In people with migraine, hypersensitive trigeminal nerve endings transmit distress signals to the brain in response to external triggers, which causes a cascade of neurological effects leading to migraine.  

Subsequent work by other researchers yielded positive findings on peripheral nerve stimulation as a treatment for neuropathic pain in the limbs. By 1976, the first clinical studies on the efficacy of peripheral nerve stimulation for pain management were published. 

In 1985, transcranial magnetic stimulation was invented by neurologist Anthony Barker. TMS utilizes magnetic field pulses to stimulate the prefrontal cortex through the scalp. Initially a treatment for epilepsy and later depression, TMS is currently also used to treat migraine.  

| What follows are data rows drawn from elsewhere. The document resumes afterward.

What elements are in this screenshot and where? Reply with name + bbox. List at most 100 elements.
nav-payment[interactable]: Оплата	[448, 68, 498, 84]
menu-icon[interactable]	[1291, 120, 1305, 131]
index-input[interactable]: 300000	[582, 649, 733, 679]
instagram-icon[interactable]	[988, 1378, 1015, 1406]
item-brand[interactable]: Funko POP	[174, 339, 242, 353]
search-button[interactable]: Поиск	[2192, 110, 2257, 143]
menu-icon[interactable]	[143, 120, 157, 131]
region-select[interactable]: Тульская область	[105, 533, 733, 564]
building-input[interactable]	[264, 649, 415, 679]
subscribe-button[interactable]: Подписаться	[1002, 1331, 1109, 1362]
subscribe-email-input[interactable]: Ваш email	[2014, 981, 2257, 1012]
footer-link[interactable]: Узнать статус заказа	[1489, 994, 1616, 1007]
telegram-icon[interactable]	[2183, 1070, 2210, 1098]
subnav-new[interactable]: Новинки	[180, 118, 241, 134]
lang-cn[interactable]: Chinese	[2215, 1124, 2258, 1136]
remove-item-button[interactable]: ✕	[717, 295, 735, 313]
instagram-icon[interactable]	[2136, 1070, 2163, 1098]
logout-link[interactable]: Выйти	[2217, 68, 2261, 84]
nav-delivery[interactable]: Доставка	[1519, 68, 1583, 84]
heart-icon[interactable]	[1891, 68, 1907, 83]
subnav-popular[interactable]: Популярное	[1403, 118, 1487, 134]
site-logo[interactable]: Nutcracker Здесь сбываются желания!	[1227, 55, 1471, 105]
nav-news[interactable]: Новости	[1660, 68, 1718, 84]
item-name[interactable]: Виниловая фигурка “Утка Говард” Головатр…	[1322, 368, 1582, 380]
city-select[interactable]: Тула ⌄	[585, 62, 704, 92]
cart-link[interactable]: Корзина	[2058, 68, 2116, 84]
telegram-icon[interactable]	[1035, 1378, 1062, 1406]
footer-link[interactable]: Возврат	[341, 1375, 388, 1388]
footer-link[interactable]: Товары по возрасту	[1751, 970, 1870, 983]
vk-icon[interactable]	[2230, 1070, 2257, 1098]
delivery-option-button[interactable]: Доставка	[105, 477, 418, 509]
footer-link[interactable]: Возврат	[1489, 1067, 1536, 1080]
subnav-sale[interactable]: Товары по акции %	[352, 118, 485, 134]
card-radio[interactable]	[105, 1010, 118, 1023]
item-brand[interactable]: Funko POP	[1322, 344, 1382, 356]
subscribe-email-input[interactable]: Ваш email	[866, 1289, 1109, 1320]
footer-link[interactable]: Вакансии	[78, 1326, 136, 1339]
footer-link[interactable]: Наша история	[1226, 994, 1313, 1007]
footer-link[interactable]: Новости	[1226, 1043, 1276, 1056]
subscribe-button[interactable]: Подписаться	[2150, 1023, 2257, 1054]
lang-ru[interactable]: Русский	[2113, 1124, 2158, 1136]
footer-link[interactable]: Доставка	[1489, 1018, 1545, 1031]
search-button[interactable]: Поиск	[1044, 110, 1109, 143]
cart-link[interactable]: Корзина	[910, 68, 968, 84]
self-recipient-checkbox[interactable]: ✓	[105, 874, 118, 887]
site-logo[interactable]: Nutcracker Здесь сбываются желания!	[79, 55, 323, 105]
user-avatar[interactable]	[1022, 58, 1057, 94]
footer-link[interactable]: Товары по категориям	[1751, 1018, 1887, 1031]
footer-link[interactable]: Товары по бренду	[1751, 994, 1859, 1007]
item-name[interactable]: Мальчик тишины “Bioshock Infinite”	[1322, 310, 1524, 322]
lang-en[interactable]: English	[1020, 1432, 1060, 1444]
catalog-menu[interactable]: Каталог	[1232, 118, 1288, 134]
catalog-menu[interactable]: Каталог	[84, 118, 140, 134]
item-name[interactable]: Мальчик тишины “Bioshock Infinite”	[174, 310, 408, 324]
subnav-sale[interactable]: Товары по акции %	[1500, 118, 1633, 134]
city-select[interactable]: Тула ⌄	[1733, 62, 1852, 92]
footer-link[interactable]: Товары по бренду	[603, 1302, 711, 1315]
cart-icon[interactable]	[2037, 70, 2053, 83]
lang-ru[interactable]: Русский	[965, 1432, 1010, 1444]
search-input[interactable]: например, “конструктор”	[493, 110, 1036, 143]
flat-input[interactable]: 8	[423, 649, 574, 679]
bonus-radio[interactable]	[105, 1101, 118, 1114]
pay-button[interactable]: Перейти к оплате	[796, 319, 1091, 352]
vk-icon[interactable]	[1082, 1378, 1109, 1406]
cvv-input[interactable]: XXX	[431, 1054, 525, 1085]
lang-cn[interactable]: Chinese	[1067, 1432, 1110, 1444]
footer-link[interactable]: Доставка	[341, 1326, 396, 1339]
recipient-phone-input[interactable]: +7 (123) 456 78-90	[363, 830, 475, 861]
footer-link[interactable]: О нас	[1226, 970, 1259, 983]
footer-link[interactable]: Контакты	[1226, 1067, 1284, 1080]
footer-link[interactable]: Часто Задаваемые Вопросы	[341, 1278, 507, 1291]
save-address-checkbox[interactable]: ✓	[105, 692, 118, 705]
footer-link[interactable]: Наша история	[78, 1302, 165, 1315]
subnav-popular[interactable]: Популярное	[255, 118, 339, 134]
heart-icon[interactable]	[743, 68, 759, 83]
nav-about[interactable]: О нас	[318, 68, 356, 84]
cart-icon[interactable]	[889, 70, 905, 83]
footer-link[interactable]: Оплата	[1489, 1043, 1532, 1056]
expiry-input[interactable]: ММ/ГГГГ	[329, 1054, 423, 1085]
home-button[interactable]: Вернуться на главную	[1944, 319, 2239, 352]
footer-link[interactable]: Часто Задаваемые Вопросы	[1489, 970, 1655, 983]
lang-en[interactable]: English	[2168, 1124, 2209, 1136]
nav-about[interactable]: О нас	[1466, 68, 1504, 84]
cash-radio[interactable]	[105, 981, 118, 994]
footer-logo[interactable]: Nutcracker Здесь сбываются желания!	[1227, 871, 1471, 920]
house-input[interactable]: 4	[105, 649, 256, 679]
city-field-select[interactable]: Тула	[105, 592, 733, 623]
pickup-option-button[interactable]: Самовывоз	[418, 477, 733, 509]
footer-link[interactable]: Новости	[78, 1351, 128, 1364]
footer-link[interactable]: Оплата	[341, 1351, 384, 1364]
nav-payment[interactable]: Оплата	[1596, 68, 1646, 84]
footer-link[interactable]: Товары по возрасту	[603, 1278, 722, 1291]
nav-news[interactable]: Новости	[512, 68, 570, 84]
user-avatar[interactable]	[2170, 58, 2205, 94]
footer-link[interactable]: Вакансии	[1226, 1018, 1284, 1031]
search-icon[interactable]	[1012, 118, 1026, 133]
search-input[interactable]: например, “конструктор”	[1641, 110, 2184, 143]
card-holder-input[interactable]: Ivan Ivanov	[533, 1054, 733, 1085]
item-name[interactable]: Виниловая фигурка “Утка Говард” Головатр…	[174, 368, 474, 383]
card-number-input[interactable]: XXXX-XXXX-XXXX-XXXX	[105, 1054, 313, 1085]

1999 to today: Migraine treatment with non-invasive neuromodulation devices

By the early 2000s, researchers began to recognize the potential of neuromodulation to specifically treat migraine. 

A 1999 report on the efficacy of electrically stimulating the occipital nerve to treat occipital neuralgia led to further research on treating head pain with neuromodulation.  “Subsequent investigators confirmed these initial findings, and then extended the application to patients with various primary headache disorders, including migraine,” according to a review published in Current Pain and Headache Reports.

In 2009, the supraorbital nerve was identified as an additional effective neuromodulation target for cluster headache. Combined supraorbital and occipital nerve stimulation was shown to be effective for the treatment of migraine.  

Today, researchers are digging deeper into the mechanisms behind what makes neuromodulation an effective treatment for migraine. In the 2010s, a series of small, hand-held transcutaneous neurostimulators targeting the trigeminal, occipital, and supraorbital nerves and other targets were FDA-cleared for at-home use.  

“The field of neuromodulation is fast shifting,” said Umer Najib, MD, FAHS, assistant professor in neurology at West Virginia University. “There are new devices that are being approved almost every year now. So, it’s good to keep up with the options; it’s good to know the indications of these devices and how to use them.” 

Today, a wide range of neuromodulation devices, leveraging multiple modalities, are used to safely and effectively treat migraine.